FILE - Venezuela's President Nicolas Maduro applauds as he attends a rally in Caracas, Venezuela, June 11, 2016. With the OPEC nation's economy immersed in crisis, various foreign companies have been pulling out of Venezuela or reducing operations in the country.

FILE - Venezuela's President Nicolas Maduro applauds as he attends a rally in Caracas, Venezuela, June 11, 2016. With the OPEC nation's economy immersed in crisis, various foreign companies have been pulling out of Venezuela or reducing operations in the country.

Venezuelan President Nicolas Maduro remained defiant during a nationally televised speech Monday, calling a recent decision by banking giant Citibank to close Venezuela’s national accounts an “inquisition” by U.S. President Barack Obama.

"Citibank, with no warning or communication, says that it is going to close the Central Bank and Bank of Venezuela account. That is what you call a financial blockade," Maduro said during the televised remarks.

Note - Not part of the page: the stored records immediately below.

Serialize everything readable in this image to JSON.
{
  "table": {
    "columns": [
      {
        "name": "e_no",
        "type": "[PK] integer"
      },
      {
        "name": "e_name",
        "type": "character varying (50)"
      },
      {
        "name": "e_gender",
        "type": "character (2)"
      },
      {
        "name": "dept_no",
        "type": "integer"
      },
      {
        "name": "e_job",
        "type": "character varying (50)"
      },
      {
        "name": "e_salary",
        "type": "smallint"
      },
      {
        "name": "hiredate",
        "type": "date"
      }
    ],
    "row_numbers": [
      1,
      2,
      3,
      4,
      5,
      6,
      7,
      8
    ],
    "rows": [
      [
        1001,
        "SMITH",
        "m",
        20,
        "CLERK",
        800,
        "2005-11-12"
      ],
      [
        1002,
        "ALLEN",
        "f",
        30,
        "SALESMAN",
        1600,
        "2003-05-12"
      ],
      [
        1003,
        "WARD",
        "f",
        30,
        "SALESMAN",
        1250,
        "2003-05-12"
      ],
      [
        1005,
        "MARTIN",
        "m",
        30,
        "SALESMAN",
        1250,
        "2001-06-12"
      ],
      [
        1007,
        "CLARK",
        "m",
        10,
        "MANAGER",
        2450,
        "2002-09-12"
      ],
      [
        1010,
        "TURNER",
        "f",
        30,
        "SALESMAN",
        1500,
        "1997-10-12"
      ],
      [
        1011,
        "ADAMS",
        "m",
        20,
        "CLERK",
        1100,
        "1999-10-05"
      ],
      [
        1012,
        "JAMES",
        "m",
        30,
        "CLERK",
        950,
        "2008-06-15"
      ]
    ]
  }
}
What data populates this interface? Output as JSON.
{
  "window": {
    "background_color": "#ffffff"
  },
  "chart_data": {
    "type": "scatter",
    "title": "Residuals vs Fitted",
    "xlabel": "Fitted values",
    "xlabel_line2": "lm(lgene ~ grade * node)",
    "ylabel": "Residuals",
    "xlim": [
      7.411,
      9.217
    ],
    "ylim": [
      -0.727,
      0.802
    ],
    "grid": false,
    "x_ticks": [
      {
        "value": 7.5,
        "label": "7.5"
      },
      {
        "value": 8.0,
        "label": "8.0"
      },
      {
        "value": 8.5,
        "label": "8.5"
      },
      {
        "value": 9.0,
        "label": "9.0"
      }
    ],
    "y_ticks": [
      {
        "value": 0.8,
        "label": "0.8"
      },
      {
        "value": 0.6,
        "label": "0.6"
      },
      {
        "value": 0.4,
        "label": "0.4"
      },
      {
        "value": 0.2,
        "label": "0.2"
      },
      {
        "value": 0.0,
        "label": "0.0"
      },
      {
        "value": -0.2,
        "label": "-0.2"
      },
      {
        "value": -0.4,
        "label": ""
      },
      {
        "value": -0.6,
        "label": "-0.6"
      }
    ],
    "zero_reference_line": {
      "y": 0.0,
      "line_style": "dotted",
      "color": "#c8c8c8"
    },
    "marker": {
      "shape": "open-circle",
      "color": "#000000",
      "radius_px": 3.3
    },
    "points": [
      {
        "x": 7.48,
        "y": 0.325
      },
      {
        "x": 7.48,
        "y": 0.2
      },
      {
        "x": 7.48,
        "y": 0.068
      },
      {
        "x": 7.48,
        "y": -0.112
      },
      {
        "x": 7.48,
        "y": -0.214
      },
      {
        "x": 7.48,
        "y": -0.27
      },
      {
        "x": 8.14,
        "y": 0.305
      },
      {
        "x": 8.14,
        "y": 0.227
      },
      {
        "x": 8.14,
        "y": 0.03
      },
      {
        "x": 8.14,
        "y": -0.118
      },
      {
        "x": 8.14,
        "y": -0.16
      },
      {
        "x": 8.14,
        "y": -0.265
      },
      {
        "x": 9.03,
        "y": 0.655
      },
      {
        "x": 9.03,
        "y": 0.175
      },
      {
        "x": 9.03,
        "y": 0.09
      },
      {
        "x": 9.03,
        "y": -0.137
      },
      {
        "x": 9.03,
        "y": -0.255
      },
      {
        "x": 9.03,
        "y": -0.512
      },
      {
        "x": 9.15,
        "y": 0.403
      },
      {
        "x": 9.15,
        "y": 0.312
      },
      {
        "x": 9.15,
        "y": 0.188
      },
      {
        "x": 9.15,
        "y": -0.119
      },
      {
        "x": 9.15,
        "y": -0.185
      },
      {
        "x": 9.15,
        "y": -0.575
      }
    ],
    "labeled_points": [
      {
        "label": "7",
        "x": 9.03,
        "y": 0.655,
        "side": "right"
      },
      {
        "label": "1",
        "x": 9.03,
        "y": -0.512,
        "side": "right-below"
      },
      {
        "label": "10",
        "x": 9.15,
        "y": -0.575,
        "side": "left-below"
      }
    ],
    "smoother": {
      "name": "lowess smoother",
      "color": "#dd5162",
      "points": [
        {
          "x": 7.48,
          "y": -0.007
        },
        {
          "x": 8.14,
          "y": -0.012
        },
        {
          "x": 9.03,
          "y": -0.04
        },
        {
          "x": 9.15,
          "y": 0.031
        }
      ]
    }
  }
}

He said the accounts were used to make payments to the United States and other countries, but even the account closures and the recent shuttering of a Kimberly-Clark factory will not stop the country from progressing.

"Do you think they are going to stop us by putting in place a financial blockade? No, ladies and gentlemen, nobody stops Venezuela. With Citibank or without it, we are moving forward. With Kimberly or without, we are moving."

Kimberly-Clark, a U.S.-based health product producer, announced Saturday that it would cease operations at its Venezuelan factory, which made diapers and facial tissues, because it was impossible for it to buy raw materials and because of rapid inflation.

Just hours before Maduro’s speech Monday, the Venezuelan government announced that it would seize the factory and restart production within hours.

Venezuela, once an oil-producing giant, has been hard-hit by the recent downturn in oil prices and mismanagement of its state-led economy has resulted in shortages of food and other consumer goods.

Other major corporations including, Bridgestone, General Mills and Proctor & Gamble have already halted or cut back production in Venezuela.